8. **Hook up streams:**

   * **MM2S M_AXIS** → **yuv_filter s_axis**.
   * **yuv_filter m_axis** → **S2MM S_AXIS**.
9. **Data width check:**

   * The HLS IP streams **32‑bit** pixels. If the DMA’s AXIS width isn’t 32, change it.
10. **Clocks/Resets:** Drive IP, DMA, and converters from **FCLK_CLK0 (100 MHz)** and a **Processor System Reset**.
11. **Validate Design** (green check) → fix any DRCs.
12. **Generate HDL Wrapper** (let Vivado manage it).
13. **Run** Synthesis → Implementation → **Generate Bitstream**.
14. Find artifacts:

    * Bitstream: `.../impl_1/system_wrapper.bit`
    * Handoff (.hwh): in the BD `system` folder (search for `*.hwh`).

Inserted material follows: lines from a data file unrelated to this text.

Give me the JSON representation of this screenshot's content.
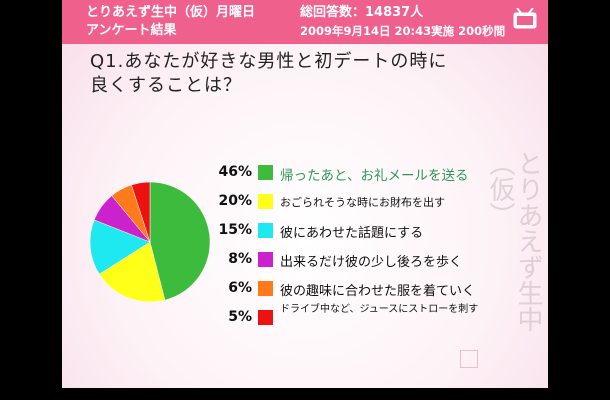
{
  "header": {
    "title_line1": "とりあえず生中（仮）月曜日",
    "title_line2": "アンケート結果",
    "responses": "総回答数：14837人",
    "datetime": "2009年9月14日 20:43実施 200秒間"
  },
  "question": {
    "line1": "Q1.あなたが好きな男性と初デートの時に",
    "line2": "良くすることは？"
  },
  "watermark": "とりあえず生中（仮）",
  "icons": {
    "header": "tv-icon"
  },
  "chart_data": {
    "type": "pie",
    "title": "",
    "categories": [
      "帰ったあと、お礼メールを送る",
      "おごられそうな時にお財布を出す",
      "彼にあわせた話題にする",
      "出来るだけ彼の少し後ろを歩く",
      "彼の趣味に合わせた服を着ていく",
      "ドライブ中など、ジュースにストローを刺す"
    ],
    "values": [
      46,
      20,
      15,
      8,
      6,
      5
    ],
    "labels": [
      "46%",
      "20%",
      "15%",
      "8%",
      "6%",
      "5%"
    ],
    "colors": [
      "#3dbb3d",
      "#ffff1a",
      "#1ee8f0",
      "#cc22cc",
      "#ff7a1a",
      "#ee1111"
    ],
    "legend_position": "right"
  }
}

> **Overlay naming:** Rename to shared base (e.g., `yuv.bit`, `yuv.hwh`).

---

## Part D — Run on PYNQ with DMA

1. Copy to the board: `yuv.bit`, `yuv.hwh`, `yuv_filter_hard.ipynb`, and a test image.
2. Run the notebook:
3. Compare to the CPU result (timing and a quick visual diff). For a number, compute MSE:

```python
from yuv_filter_numpy import yuv_filter_numpy
cpu = yuv_filter_numpy(np.array(Image.open('input.png').convert('RGB')), 1.15)
import numpy as np
mse = np.mean((cpu.astype(np.int16) - out_rgb.astype(np.int16))**2)
print('MSE vs CPU:', mse)
```

---

## Deliverables

* **Diagram/Screenshot** of the Vivado Block Design (PS, DMA, DataWidthConv if used, HLS IP).
* **Timing table** (CPU vs. HW) for at least two `scale_Y` values and two image sizes.
* **Result images** (CPU and HW) for one case.
* **Notes**: stream width choice, TKEEP/TLAST handling, clocking, any issues + fixes.

---

## Troubleshooting

* **Can’t see IP in Vivado:** Add the correct repo folder (contains `component.xml`) and *Refresh*.
* **DMA errors / hangs:** Ensure both DMA control ports are mapped, clocks connected, and `recv.transfer()` is called **before** `send.transfer()`; wait on both.
* **No `.hwh` found:** It’s generated alongside the block design; search the project tree for `*.hwh`.
* **Color looks off:** Remember the RGB↔YUV math uses limited‑range offsets (16/128). Check for extra scaling or incorrect channel order.
* **Throughput low:** Enable `#pragma HLS DATAFLOW` and ensure each stage reads/writes the stream once per pixel (II≈1). Keep PL at 100 MHz initially.

---

## Optional extensions

* Filter **U/V** channels (e.g., chroma denoise) and compare artifacts.
* Swap to **VDMA** and operate on video frames/lines with `TLAST` per line.